None of the differences were statistically significant. Khosla and colleagues published another study with the same result in 1993. This is hardly supportive of the idea that saturated fat raises LDL in animal models. The most you can say is that PUFA lowers LDL in some, but not all, species. There is no indication from these studies that SFA raises LDL in the absence of excessive dietary cholesterol. I didn't cherry pick studies here, I mentioned every study in the review paper that met my two criteria of no added cholesterol and a MUFA comparison group.

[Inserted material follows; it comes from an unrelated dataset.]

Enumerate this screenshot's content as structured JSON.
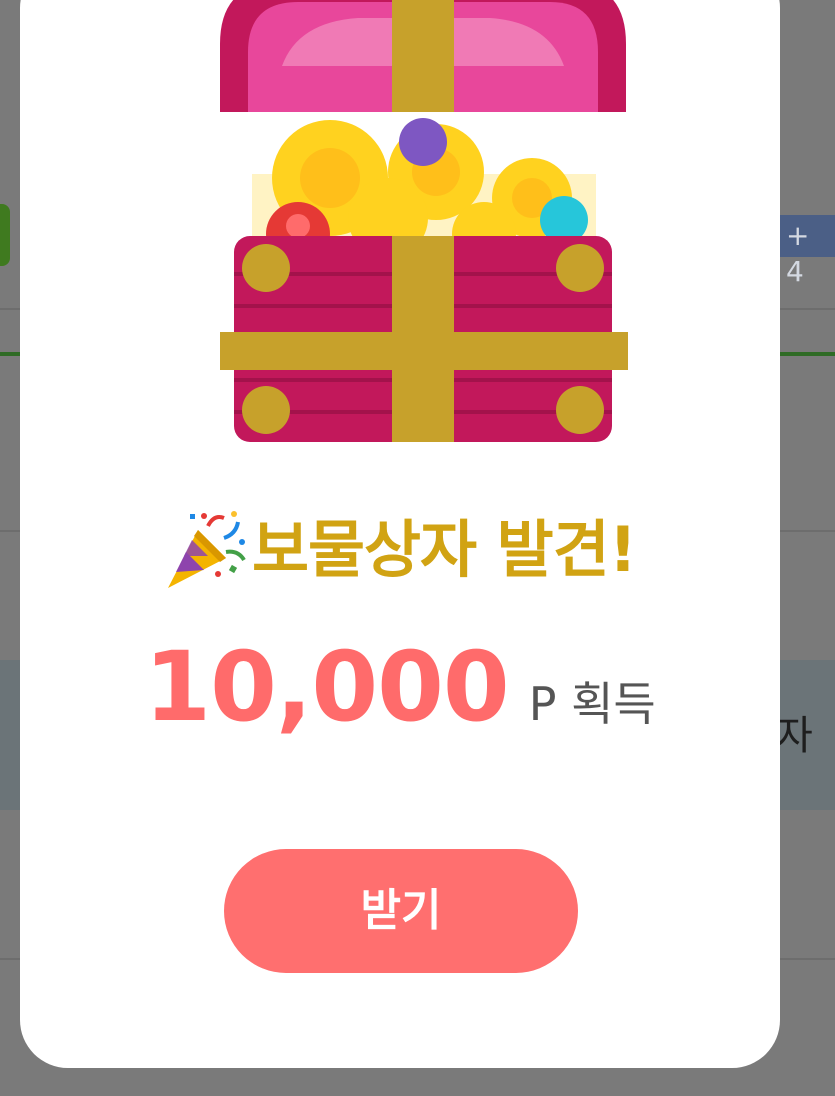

The bottom line is that experimental models of atherosclerosis rely on overloading herbivorous species with dietary cholesterol that they are not equipped to clear from their bodies. SFA does exacerbate the increase in LDL caused by cholesterol overload. But in the absence of excess cholesterol, it does not generally raise LDL even in species ill-equipped to digest these types of fats. Dietary cholesterol has little or no influence on LDL in humans. So there is no cholesterol overload for saturated fat to exacerbate. Consistent with this, saturated fat does not influence LDL in humans in the long term. This is contrary to the mainstream consensus, but is an inevitable conclusion if you carefully consider the evidence from controlled trials and observational studies.

PUFA vegetable oils do lower LDL in humans, and the effect appears to persist for at least a few years. But this is a Pyrrhic victory, as omega-6 PUFA increase LDL oxidation and exacerbate chronic inflammatory processes. Vegetable oils are not a solution to the coronary heart disease epidemic, to the contrary.